The amended complaint as finally amended alleged that by virtue of the provisions of the division orders, Sinclair had been designated and selected by the lessees, and the purchasers of oil produced from the lands of the Tribe, as trustee and common carrier, to receive such oil and to correctly measure and correctly report same; that by the terms of such division orders, it was provided that the measurements of Sinclair and its predecessors should in all instances govern and control settlements and payments to be made to the Tribe as royalty; that by reason of the provisions of the division orders' and the applicable departmental regulations, Sinclair and its predecessors in measuring and gauging the oil and in reporting the measurements, was the trustee, agent, and representative of the purchasers of such oil and of the United States and occupied toward the United States a relation of trust and confidence; and that it was the duty of Sinclair and its predecessors, in carrying out and performing the terms of such regulations and division orders, to exercise the utmost good faith toward the United States; that Sinclair and its predecessors, as the agent of the purchasers, measured and computed *833the oil purchased by such purchasers, produced from the lands of the Tribe, and transported such oil to the purchasers; that Sinclair and its predecessors, by its agents, servants, and employees “purposely and fraudulently so measured all oil purchased by said purchasers and produced from the lands” of the Tribe “so as to receive * * * an amount largely in excess of 100 per cent of all the oil received into their lines for said purchasers * * * that after so fraudulently and incorrectly measuring and computing said oil, said defendant [Sinclair] and its * * * precedessors * * * have, * * * received into their pipe lines, * * * such oil so incorrectly and fraudulently measured, computed and reported.”

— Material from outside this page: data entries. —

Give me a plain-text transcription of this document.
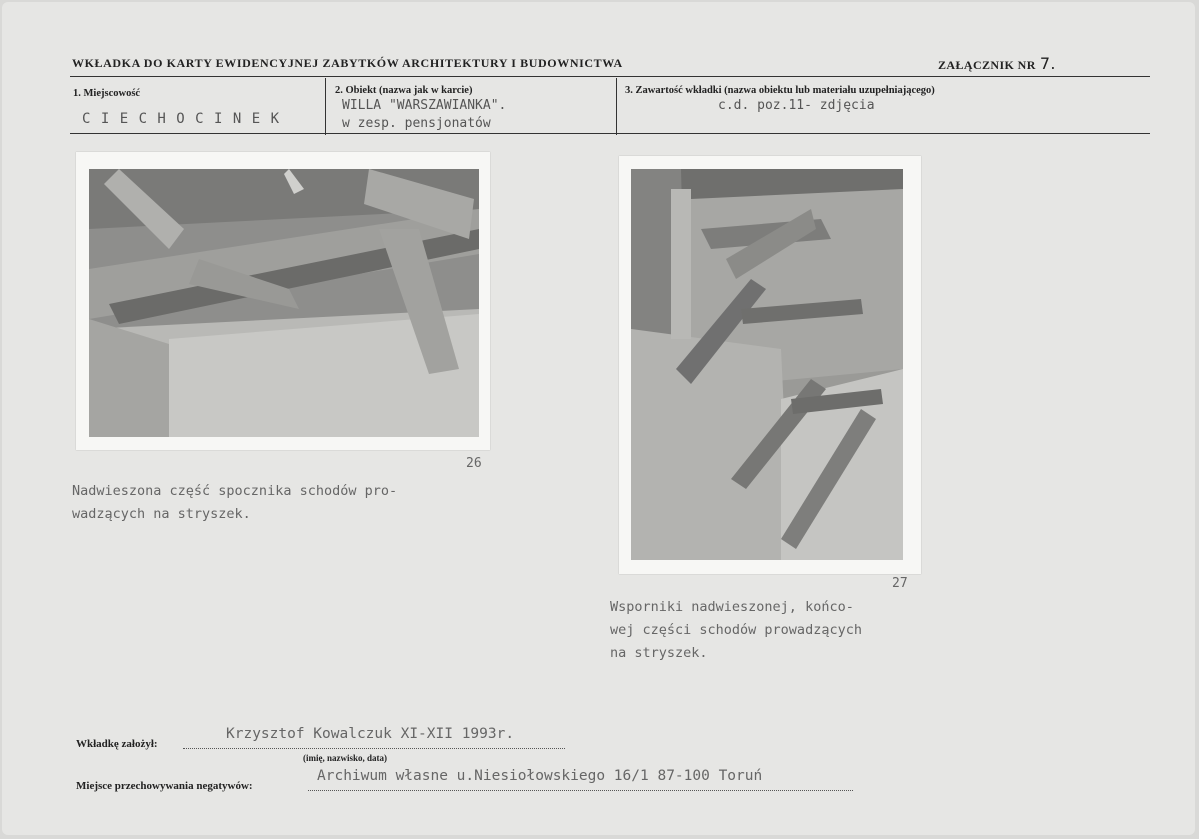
WKŁADKA DO KARTY EWIDENCYJNEJ ZABYTKÓW ARCHITEKTURY I BUDOWNICTWA	ZAŁĄCZNIK NR 7.
1. Miejscowość
C I E C H O C I N E K
2. Obiekt (nazwa jak w karcie)
WILLA "WARSZAWIANKA".
w zesp. pensjonatów
3. Zawartość wkładki (nazwa obiektu lub materiału uzupełniającego)
c.d. poz.11- zdjęcia
26
Nadwieszona część spocznika schodów pro-
wadzących na stryszek.
27
Wsporniki nadwieszonej, końco-
wej części schodów prowadzących
na stryszek.
Wkładkę założył:
Krzysztof Kowalczuk XI-XII 1993r.
(imię, nazwisko, data)
Miejsce przechowywania negatywów:
Archiwum własne u.Niesiołowskiego 16/1 87-100 Toruń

There is no specific allegation of the facts and circumstances constituting the fraud with particularity as required by Rule 9(b) of the Rules of Civil Procedure; and there is no allegation that fraudulent reports were made except by way of recital. There is no specific allegation that the Tribe relied on such reports, was deceived thereby, and in such reliance, acted, or failed to act, to - its prejudice. All those matters are left to implication.

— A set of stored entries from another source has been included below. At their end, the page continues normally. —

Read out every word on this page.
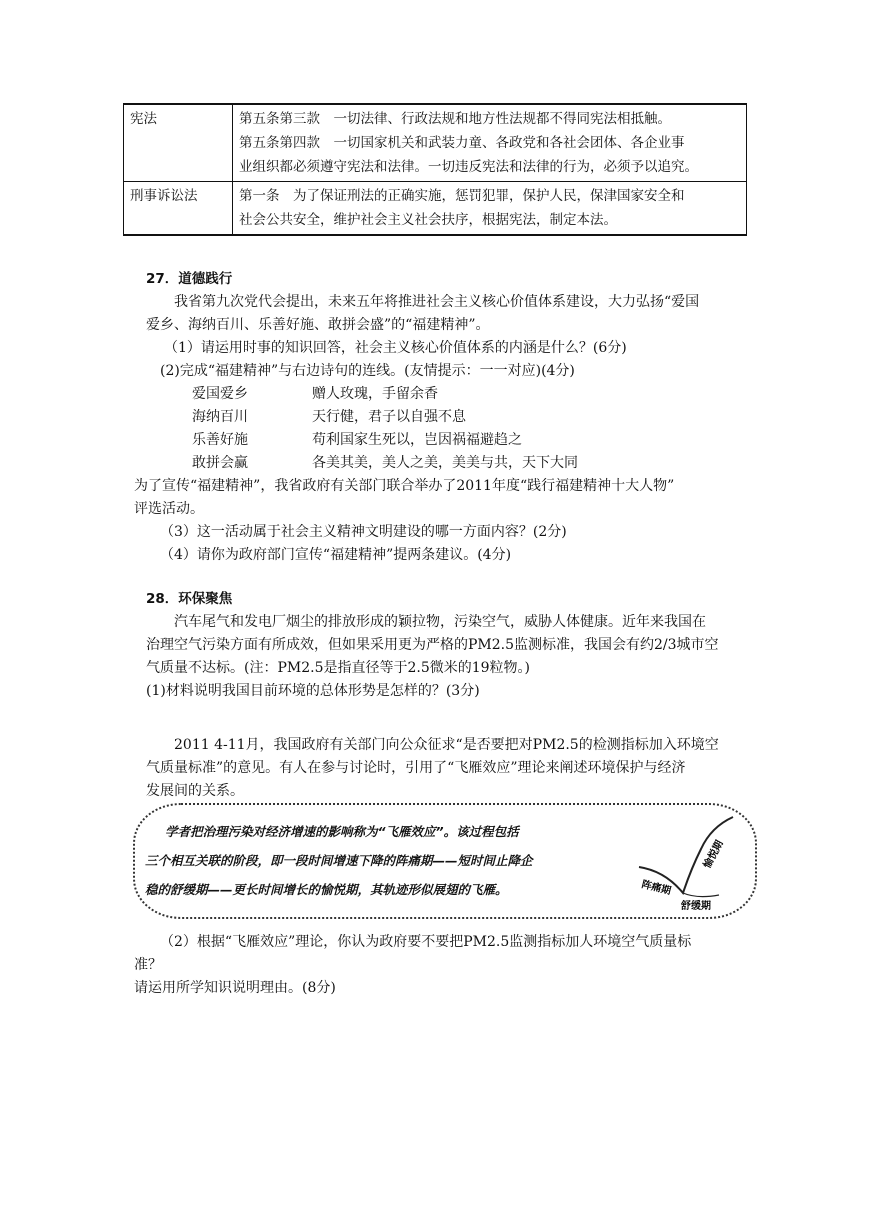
宪法	第五条第三款　一切法律、行政法规和地方性法规都不得同宪法相抵触。
第五条第四款　一切国家机关和武装力童、各政党和各社会团体、各企业事
业组织都必须遵守宪法和法律。一切违反宪法和法律的行为，必须予以追究。

刑事诉讼法	第一条　为了保证刑法的正确实施，惩罚犯罪，保护人民，保津国家安全和
社会公共安全，维护社会主义社会扶序，根据宪法，制定本法。
27．道德践行
我省第九次党代会提出，未来五年将推进社会主义核心价值体系建设，大力弘扬“爱国
爱乡、海纳百川、乐善好施、敢拼会盛”的“福建精神”。
（1）请运用时事的知识回答，社会主义核心价值体系的内涵是什么？(6分)
(2)完成“福建精神”与右边诗句的连线。(友情提示：一一对应)(4分)
爱国爱乡	赠人玫瑰，手留余香
海纳百川	天行健，君子以自强不息
乐善好施	苟利国家生死以，岂因祸福避趋之
敢拼会赢	各美其美，美人之美，美美与共，天下大同
为了宣传“福建精神”，我省政府有关部门联合举办了2011年度“践行福建精神十大人物”
评选活动。
（3）这一活动属于社会主义精神文明建设的哪一方面内容？(2分)
（4）请你为政府部门宣传“福建精神”提两条建议。(4分)
28．环保聚焦
汽车尾气和发电厂烟尘的排放形成的颖拉物，污染空气，威胁人体健康。近年来我国在
治理空气污染方面有所成效，但如果采用更为严格的PM2.5监测标准，我国会有约2/3城市空
气质量不达标。(注：PM2.5是指直径等于2.5微米的19粒物。)
(1)材料说明我国目前环境的总体形势是怎样的？(3分)
2011 4-11月，我国政府有关部门向公众征求“是否要把对PM2.5的检测指标加入环境空
气质量标准”的意见。有人在参与讨论时，引用了“飞雁效应”理论来阐述环境保护与经济
发展间的关系。
学者把治理污染对经济增速的影响称为“飞雁效应”。该过程包括
三个相互关联的阶段，即一段时间增速下降的阵痛期——短时间止降企
稳的舒缓期——更长时间增长的愉悦期，其轨迹形似展翅的飞雁。	阵痛期
舒缓期
愉悦期
（2）根据“飞雁效应”理论，你认为政府要不要把PM2.5监测指标加人环境空气质量标
准？
请运用所学知识说明理由。(8分)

While th'e pleading was defective, the defects could have been cured by proper amendments and therefore the motion for judgment on the pleadings and for summary judgment should have been denied.1 But I do not think we should tacitly give our approval to such an imperfect pleading. Rather, I think we should reverse and remand with instructions to require the United States to allege with particularity the facts and circumstances constituting the fraud, how, and in what way the oil was incorrectly measured; and, if such were the facts that incorrect reports of measurements were made, that the Tribe' relied thereon, and because of such reliance, did, or failed to do, something to its prejudice, as required by settled rules respecting the pleading of fraud. The failure to plead the fraud with particularity places Sinclair at great disadvantage since it must defend against charges covering a period of many years, and against charges leveled against its predecessors on a claim of assumption of liability.

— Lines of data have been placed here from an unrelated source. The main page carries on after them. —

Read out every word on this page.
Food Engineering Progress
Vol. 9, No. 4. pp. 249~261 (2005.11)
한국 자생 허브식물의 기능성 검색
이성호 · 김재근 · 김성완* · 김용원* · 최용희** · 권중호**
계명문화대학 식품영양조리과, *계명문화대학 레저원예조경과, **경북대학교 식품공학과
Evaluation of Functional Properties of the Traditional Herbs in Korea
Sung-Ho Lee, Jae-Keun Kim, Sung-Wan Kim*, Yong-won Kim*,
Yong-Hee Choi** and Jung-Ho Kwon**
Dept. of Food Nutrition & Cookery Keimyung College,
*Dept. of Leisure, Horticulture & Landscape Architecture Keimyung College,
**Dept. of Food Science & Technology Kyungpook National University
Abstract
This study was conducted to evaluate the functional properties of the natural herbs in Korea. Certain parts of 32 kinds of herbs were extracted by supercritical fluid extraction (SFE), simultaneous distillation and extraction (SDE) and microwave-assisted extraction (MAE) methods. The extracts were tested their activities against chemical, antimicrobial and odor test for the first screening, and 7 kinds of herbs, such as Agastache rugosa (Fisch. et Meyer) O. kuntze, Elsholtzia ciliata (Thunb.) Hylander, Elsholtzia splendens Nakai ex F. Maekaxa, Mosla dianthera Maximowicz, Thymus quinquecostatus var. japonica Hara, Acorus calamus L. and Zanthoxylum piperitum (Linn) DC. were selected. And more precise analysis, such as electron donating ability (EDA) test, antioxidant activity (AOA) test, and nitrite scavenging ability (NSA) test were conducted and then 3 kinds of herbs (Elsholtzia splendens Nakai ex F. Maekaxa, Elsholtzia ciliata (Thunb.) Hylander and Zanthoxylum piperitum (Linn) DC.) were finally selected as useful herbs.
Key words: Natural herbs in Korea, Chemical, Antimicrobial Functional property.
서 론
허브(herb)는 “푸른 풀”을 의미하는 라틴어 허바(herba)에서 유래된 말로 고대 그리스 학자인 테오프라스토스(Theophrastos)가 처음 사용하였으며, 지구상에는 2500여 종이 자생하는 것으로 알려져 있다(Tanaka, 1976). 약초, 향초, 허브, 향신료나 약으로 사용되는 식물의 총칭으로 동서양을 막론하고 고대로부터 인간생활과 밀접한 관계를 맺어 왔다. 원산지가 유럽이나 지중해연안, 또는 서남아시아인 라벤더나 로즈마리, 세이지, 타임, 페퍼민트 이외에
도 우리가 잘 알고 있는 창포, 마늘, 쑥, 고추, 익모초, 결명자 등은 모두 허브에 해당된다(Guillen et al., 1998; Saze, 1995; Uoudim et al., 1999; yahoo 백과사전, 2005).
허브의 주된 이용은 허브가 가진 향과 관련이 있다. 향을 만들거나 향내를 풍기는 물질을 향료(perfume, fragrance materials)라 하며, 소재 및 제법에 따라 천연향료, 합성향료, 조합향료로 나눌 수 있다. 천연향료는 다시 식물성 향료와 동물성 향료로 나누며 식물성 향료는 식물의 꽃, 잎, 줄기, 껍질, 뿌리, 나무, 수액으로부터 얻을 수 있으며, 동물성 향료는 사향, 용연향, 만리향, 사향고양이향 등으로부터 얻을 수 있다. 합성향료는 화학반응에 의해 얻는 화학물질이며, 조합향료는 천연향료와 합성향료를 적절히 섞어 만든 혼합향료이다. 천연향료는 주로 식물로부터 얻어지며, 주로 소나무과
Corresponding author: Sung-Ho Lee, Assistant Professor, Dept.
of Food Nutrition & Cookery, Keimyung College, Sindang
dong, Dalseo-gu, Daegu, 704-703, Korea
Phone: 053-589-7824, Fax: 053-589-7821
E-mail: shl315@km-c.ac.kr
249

 Geck v. Security State Bank, 133 Okl. 67, 271 P. 152, 155; Owens v. Moraine, 105 Okl. 285, 232 P. 818; Abraham v. Gelwick, 123 Okl. 248, 253 P. 84, 85, 86; Good v. First National Bank of Roff, 88 Okl. 110, 211 P. 1051, 1052; Wallace v. Collier, 59 Colo. 144, 147 P. 660, 661; Consolidated Music Co. v. Morrison, 30 Cal.App. 303, 158 P. 342; Bates v. Escondido Union High School District, 133 Cal.App. 725, 24 P.2d 884, 886; Jamestown Iron & Metal Co. v. Knofsky, 291 Pa. 60, 139 A. 611; Vierling v. Baxter, 293 Pa. 52, 141 A. 728, 729; Bell v. Friedman, 161 Minn. 408, 201 N.W. 614.